No proof pilot crashed plane: SilkAir lawyers

SINGAPORE (Reuters): A Singapore court hearing into the 1997
crash of a SilkAir plane which killed 104 people resumed on
Wednesday with the airline's lawyers maintaining there was no
evidence to show that the pilot crashed the plane either
intentionally or as a result of recklessness.

Families of six of the victims are suing the regional carrier
for damages over the crash of Flight MI 185, which plunged into
the Musi River on the Indonesian island of Sumatra en route from
Jakarta to Singapore on Dec. 19, 1997.

The case was adjourned on July 18 so that both sides could
prepare final written submissions.

Evidence produced by their witnesses during the 13-day trial
in July suggested the pilot, Tsu Way Ming, had suicidal
intentions and manually caused the jet to plunge suddenly from
its last known flight altitude of 35,000 feet (10,606 meters)
into a river.

But SilkAir's lawyer Lok Vi Ming, in his final submission in
court, said the evidence fell short of establishing the pilot had
committed the act.

"It is difficult to ascertain the exact positive case that the
plaintiffs are asserting. They have failed to state precisely the
factual scenario they are alleging," said Lok.

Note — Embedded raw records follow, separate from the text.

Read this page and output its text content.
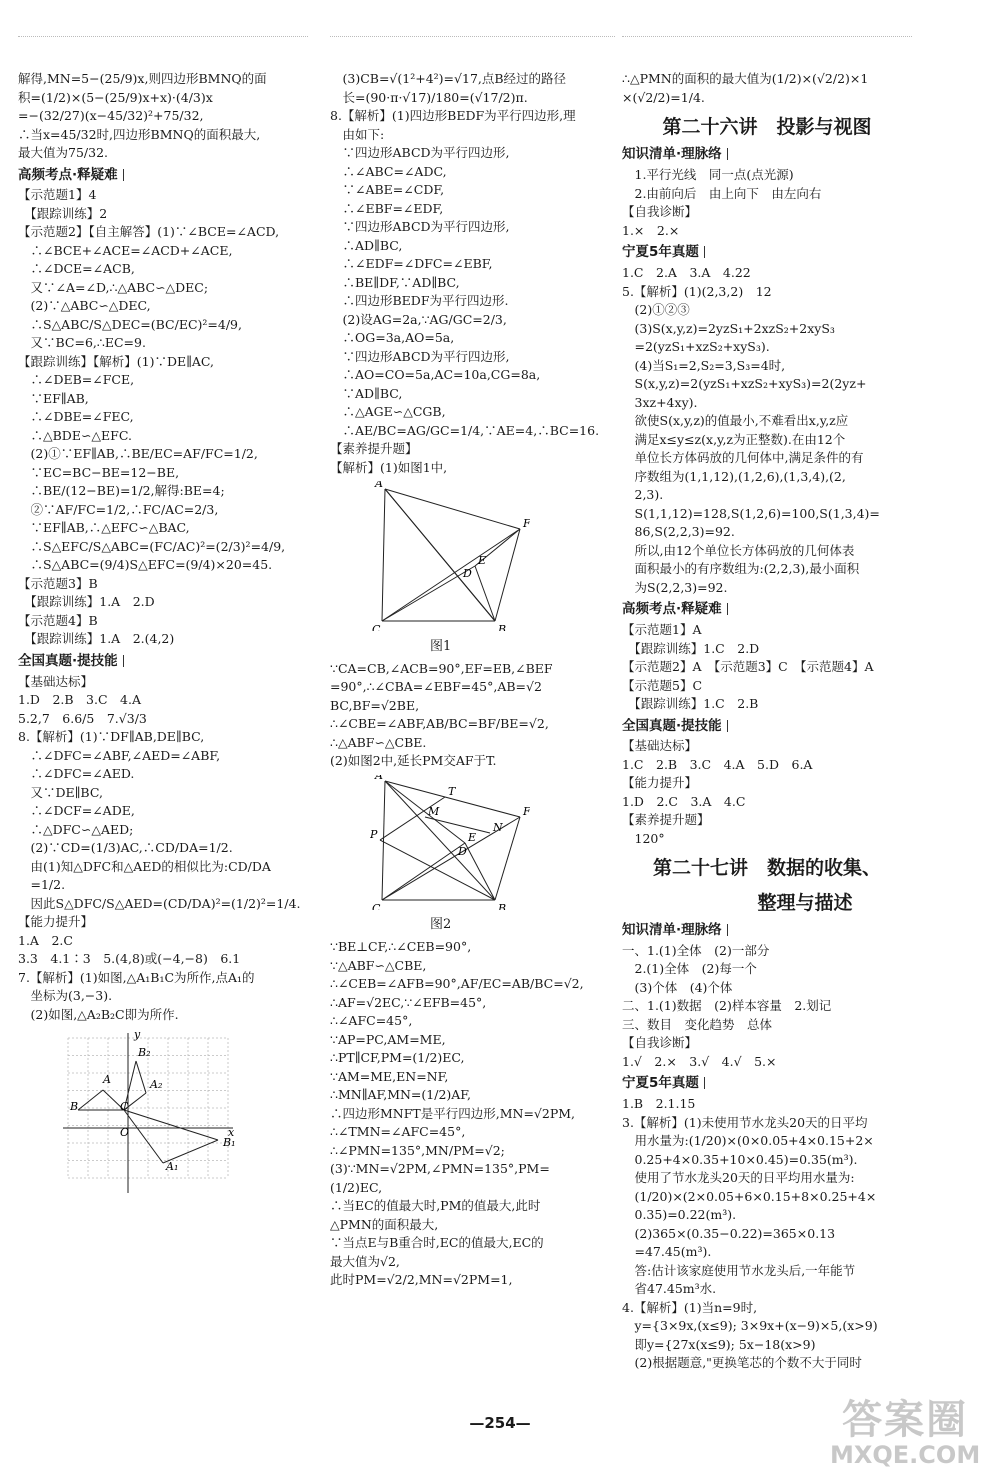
解得,MN=5−(25/9)x,则四边形BMNQ的面
积=(1/2)×(5−(25/9)x+x)·(4/3)x
=−(32/27)(x−45/32)²+75/32,
∴当x=45/32时,四边形BMNQ的面积最大,
最大值为75/32.
高频考点·释疑难
【示范题1】4
　【跟踪训练】2
【示范题2】【自主解答】(1)∵∠BCE=∠ACD,
　∴∠BCE+∠ACE=∠ACD+∠ACE,
　∴∠DCE=∠ACB,
　又∵∠A=∠D,∴△ABC∽△DEC;
　(2)∵△ABC∽△DEC,
　∴S△ABC/S△DEC=(BC/EC)²=4/9,
　又∵BC=6,∴EC=9.
【跟踪训练】【解析】(1)∵DE∥AC,
　∴∠DEB=∠FCE,
　∵EF∥AB,
　∴∠DBE=∠FEC,
　∴△BDE∽△EFC.
　(2)①∵EF∥AB,∴BE/EC=AF/FC=1/2,
　∵EC=BC−BE=12−BE,
　∴BE/(12−BE)=1/2,解得:BE=4;
　②∵AF/FC=1/2,∴FC/AC=2/3,
　∵EF∥AB,∴△EFC∽△BAC,
　∴S△EFC/S△ABC=(FC/AC)²=(2/3)²=4/9,
　∴S△ABC=(9/4)S△EFC=(9/4)×20=45.
【示范题3】B
　【跟踪训练】1.A　2.D
【示范题4】B
　【跟踪训练】1.A　2.(4,2)
全国真题·提技能
【基础达标】
1.D　2.B　3.C　4.A
5.2,7　6.6/5　7.√3/3
8.【解析】(1)∵DF∥AB,DE∥BC,
　∴∠DFC=∠ABF,∠AED=∠ABF,
　∴∠DFC=∠AED.
　又∵DE∥BC,
　∴∠DCF=∠ADE,
　∴△DFC∽△AED;
　(2)∵CD=(1/3)AC,∴CD/DA=1/2.
　由(1)知△DFC和△AED的相似比为:CD/DA
　=1/2.
　因此S△DFC/S△AED=(CD/DA)²=(1/2)²=1/4.
【能力提升】
1.A　2.C
3.3　4.1∶3　5.(4,8)或(−4,−8)　6.1
7.【解析】(1)如图,△A₁B₁C为所作,点A₁的
　坐标为(3,−3).
　(2)如图,△A₂B₂C即为所作.
y
B₂
A	A₂
B	C
O	x
B₁
A₁
　(3)CB=√(1²+4²)=√17,点B经过的路径
　长=(90·π·√17)/180=(√17/2)π.
8.【解析】(1)四边形BEDF为平行四边形,理
　由如下:
　∵四边形ABCD为平行四边形,
　∴∠ABC=∠ADC,
　∵∠ABE=∠CDF,
　∴∠EBF=∠EDF,
　∵四边形ABCD为平行四边形,
　∴AD∥BC,
　∴∠EDF=∠DFC=∠EBF,
　∴BE∥DF,∵AD∥BC,
　∴四边形BEDF为平行四边形.
　(2)设AG=2a,∵AG/GC=2/3,
　∴OG=3a,AO=5a,
　∵四边形ABCD为平行四边形,
　∴AO=CO=5a,AC=10a,CG=8a,
　∵AD∥BC,
　∴△AGE∽△CGB,
　∴AE/BC=AG/GC=1/4,∵AE=4,∴BC=16.
【素养提升题】
【解析】(1)如图1中,
A
F
E
D
C	B
图1
∵CA=CB,∠ACB=90°,EF=EB,∠BEF
=90°,∴∠CBA=∠EBF=45°,AB=√2
BC,BF=√2BE,
∴∠CBE=∠ABF,AB/BC=BF/BE=√2,
∴△ABF∽△CBE.
(2)如图2中,延长PM交AF于T.
A
T
F
M
P	E
D
N
C	B
图2
∵BE⊥CF,∴∠CEB=90°,
∵△ABF∽△CBE,
∴∠CEB=∠AFB=90°,AF/EC=AB/BC=√2,
∴AF=√2EC,∵∠EFB=45°,
∴∠AFC=45°,
∵AP=PC,AM=ME,
∴PT∥CF,PM=(1/2)EC,
∵AM=ME,EN=NF,
∴MN∥AF,MN=(1/2)AF,
∴四边形MNFT是平行四边形,MN=√2PM,
∴∠TMN=∠AFC=45°,
∴∠PMN=135°,MN/PM=√2;
(3)∵MN=√2PM,∠PMN=135°,PM=
(1/2)EC,
∴当EC的值最大时,PM的值最大,此时
△PMN的面积最大,
∵当点E与B重合时,EC的值最大,EC的
最大值为√2,
此时PM=√2/2,MN=√2PM=1,
∴△PMN的面积的最大值为(1/2)×(√2/2)×1
×(√2/2)=1/4.
第二十六讲　投影与视图
知识清单·理脉络
　1.平行光线　同一点(点光源)
　2.由前向后　由上向下　由左向右
【自我诊断】
1.×　2.×
宁夏5年真题
1.C　2.A　3.A　4.22
5.【解析】(1)(2,3,2)　12
　(2)①②③
　(3)S(x,y,z)=2yzS₁+2xzS₂+2xyS₃
　=2(yzS₁+xzS₂+xyS₃).
　(4)当S₁=2,S₂=3,S₃=4时,
　S(x,y,z)=2(yzS₁+xzS₂+xyS₃)=2(2yz+
　3xz+4xy).
　欲使S(x,y,z)的值最小,不难看出x,y,z应
　满足x≤y≤z(x,y,z为正整数).在由12个
　单位长方体码放的几何体中,满足条件的有
　序数组为(1,1,12),(1,2,6),(1,3,4),(2,
　2,3).
　S(1,1,12)=128,S(1,2,6)=100,S(1,3,4)=
　86,S(2,2,3)=92.
　所以,由12个单位长方体码放的几何体表
　面积最小的有序数组为:(2,2,3),最小面积
　为S(2,2,3)=92.
高频考点·释疑难
【示范题1】A
　【跟踪训练】1.C　2.D
【示范题2】A　【示范题3】C　【示范题4】A
【示范题5】C
　【跟踪训练】1.C　2.B
全国真题·提技能
【基础达标】
1.C　2.B　3.C　4.A　5.D　6.A
【能力提升】
1.D　2.C　3.A　4.C
【素养提升题】
　120°
第二十七讲　数据的收集、
　　　　整理与描述
知识清单·理脉络
一、1.(1)全体　(2)一部分
　2.(1)全体　(2)每一个
　(3)个体　(4)个体
二、1.(1)数据　(2)样本容量　2.划记
三、数目　变化趋势　总体
【自我诊断】
1.√　2.×　3.√　4.√　5.×
宁夏5年真题
1.B　2.1.15
3.【解析】(1)未使用节水龙头20天的日平均
　用水量为:(1/20)×(0×0.05+4×0.15+2×
　0.25+4×0.35+10×0.45)=0.35(m³).
　使用了节水龙头20天的日平均用水量为:
　(1/20)×(2×0.05+6×0.15+8×0.25+4×
　0.35)=0.22(m³).
　(2)365×(0.35−0.22)=365×0.13
　=47.45(m³).
　答:估计该家庭使用节水龙头后,一年能节
　省47.45m³水.
4.【解析】(1)当n=9时,
　y={3×9x,(x≤9); 3×9x+(x−9)×5,(x>9)
　即y={27x(x≤9); 5x−18(x>9)
　(2)根据题意,"更换笔芯的个数不大于同时
—254—	答案圈
MXQE.COM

"As detailed in these submissions, the defendants say that the
plaintiffs have not been able to establish or prove the objective
bases upon which they rely on to draw their alleged inferences,"
he said.

Lok told Supreme Court Justice Tan Lee Meng that the
plaintiffs had not been able to prove the pilot or co-pilot had
intended to commit suicide or had been reckless with the Boeing
737-300 knowing that it would cause damage.

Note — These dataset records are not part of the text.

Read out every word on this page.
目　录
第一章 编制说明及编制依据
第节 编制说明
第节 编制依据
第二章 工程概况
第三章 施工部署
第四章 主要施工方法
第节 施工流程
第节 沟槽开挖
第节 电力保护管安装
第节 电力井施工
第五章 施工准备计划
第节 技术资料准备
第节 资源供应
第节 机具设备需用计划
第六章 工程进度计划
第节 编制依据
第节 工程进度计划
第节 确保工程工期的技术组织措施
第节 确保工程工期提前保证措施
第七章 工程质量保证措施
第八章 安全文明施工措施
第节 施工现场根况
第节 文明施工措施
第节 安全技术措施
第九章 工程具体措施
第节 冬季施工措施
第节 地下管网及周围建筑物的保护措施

"The plaintiffs have not proved...any factual evidence that
would entitle either of these contentions to be maintained," Lok
said.

The plaintiffs' lawyer Michael Khoo painted a picture during
an earlier hearing of an aircraft that was deliberately put into
a nosedive by the pilot, Captain Tsu Way Ming.

Air traffic controllers did not receive a distress call and
investigators found that the plane's cockpit voice recorder and
flight data recorder had stopped recording minutes before the
plane went down -- prompting rumors of pilot suicide.

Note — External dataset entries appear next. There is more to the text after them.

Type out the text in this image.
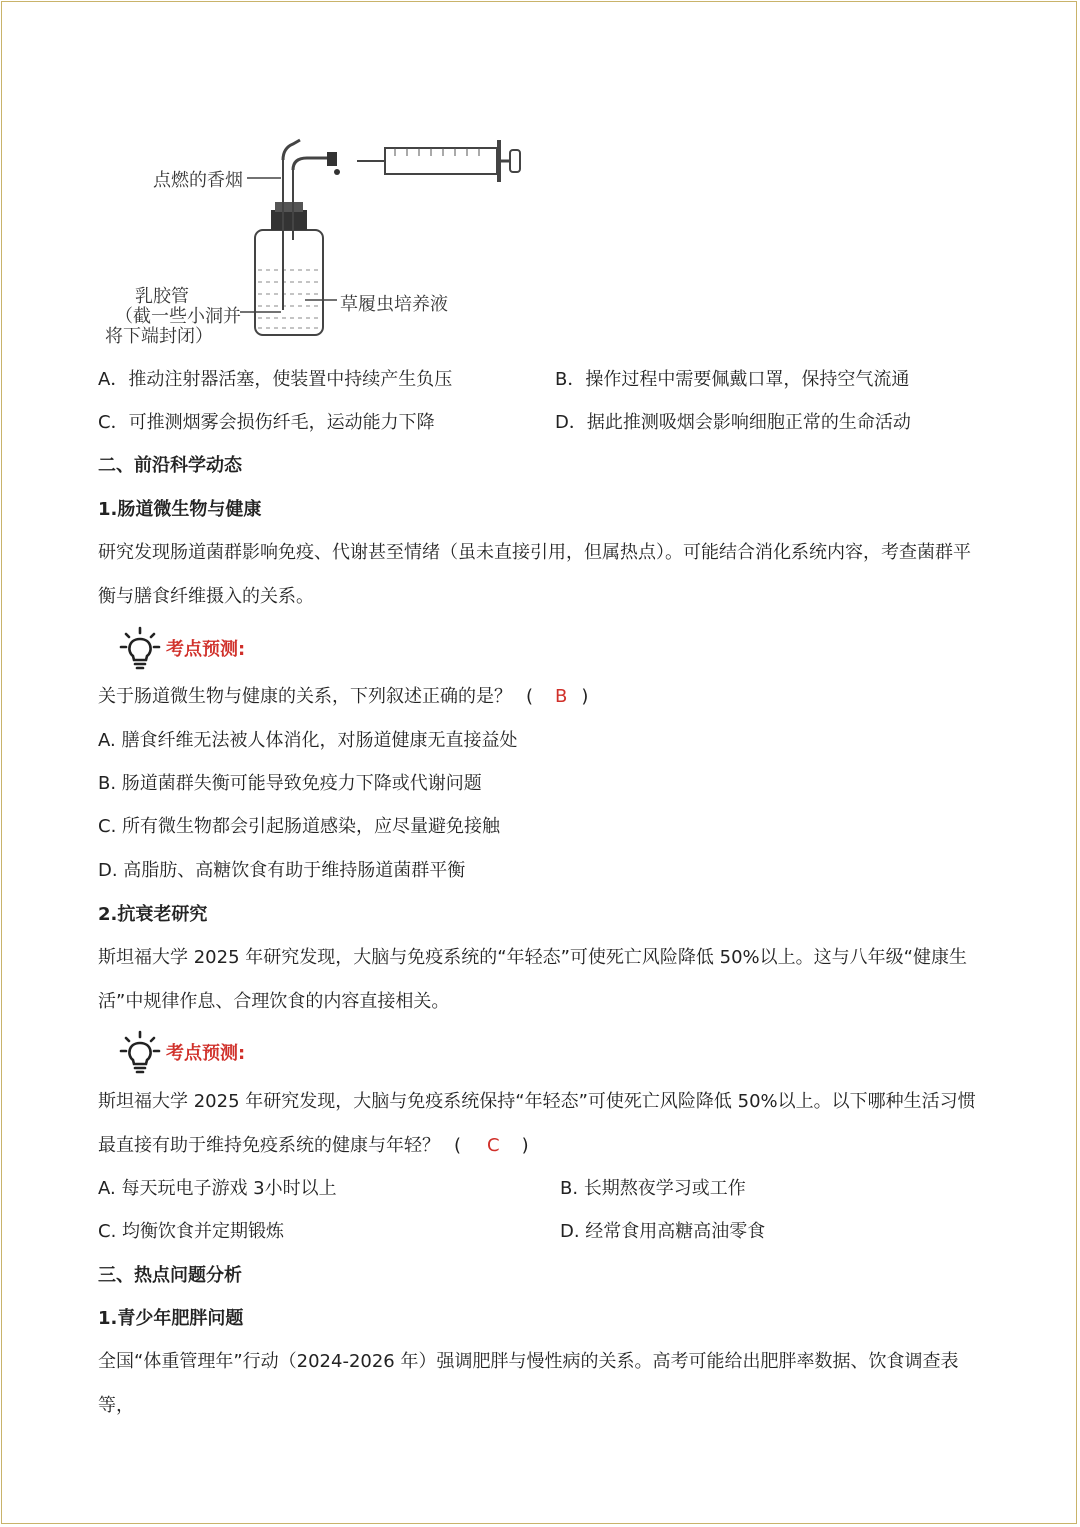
点燃的香烟
草履虫培养液
乳胶管
（截一些小洞并
将下端封闭）
A．推动注射器活塞，使装置中持续产生负压	B．操作过程中需要佩戴口罩，保持空气流通
C．可推测烟雾会损伤纤毛，运动能力下降	D．据此推测吸烟会影响细胞正常的生命活动
二、前沿科学动态
1.肠道微生物与健康
研究发现肠道菌群影响免疫、代谢甚至情绪（虽未直接引用，但属热点）。可能结合消化系统内容，考查菌群平衡与膳食纤维摄入的关系。
考点预测:
关于肠道微生物与健康的关系，下列叙述正确的是？ ( B )
A. 膳食纤维无法被人体消化，对肠道健康无直接益处
B. 肠道菌群失衡可能导致免疫力下降或代谢问题
C. 所有微生物都会引起肠道感染，应尽量避免接触
D. 高脂肪、高糖饮食有助于维持肠道菌群平衡
2.抗衰老研究
斯坦福大学 2025 年研究发现，大脑与免疫系统的“年轻态”可使死亡风险降低 50%以上。这与八年级“健康生活”中规律作息、合理饮食的内容直接相关。
考点预测:
斯坦福大学 2025 年研究发现，大脑与免疫系统保持“年轻态”可使死亡风险降低 50%以上。以下哪种生活习惯最直接有助于维持免疫系统的健康与年轻？ ( C )
A. 每天玩电子游戏 3小时以上	B. 长期熬夜学习或工作
C. 均衡饮食并定期锻炼	D. 经常食用高糖高油零食
三、热点问题分析
1.青少年肥胖问题
全国“体重管理年”行动（2024-2026 年）强调肥胖与慢性病的关系。高考可能给出肥胖率数据、饮食调查表等，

Indonesia's National Transportation Safety Committee said in
its official crash report in December the highly fragmented
wreckage "yielded no evidence to explain the cause of the
accident".

The plaintiffs are seeking a higher level of compensation from
SilkAir, a regional carrier belonging to Singapore Airlines.

Most families of the crash victims have already accepted
compensation from SilkAir amounting to US$200,000 per victim
which bars them from further legal action.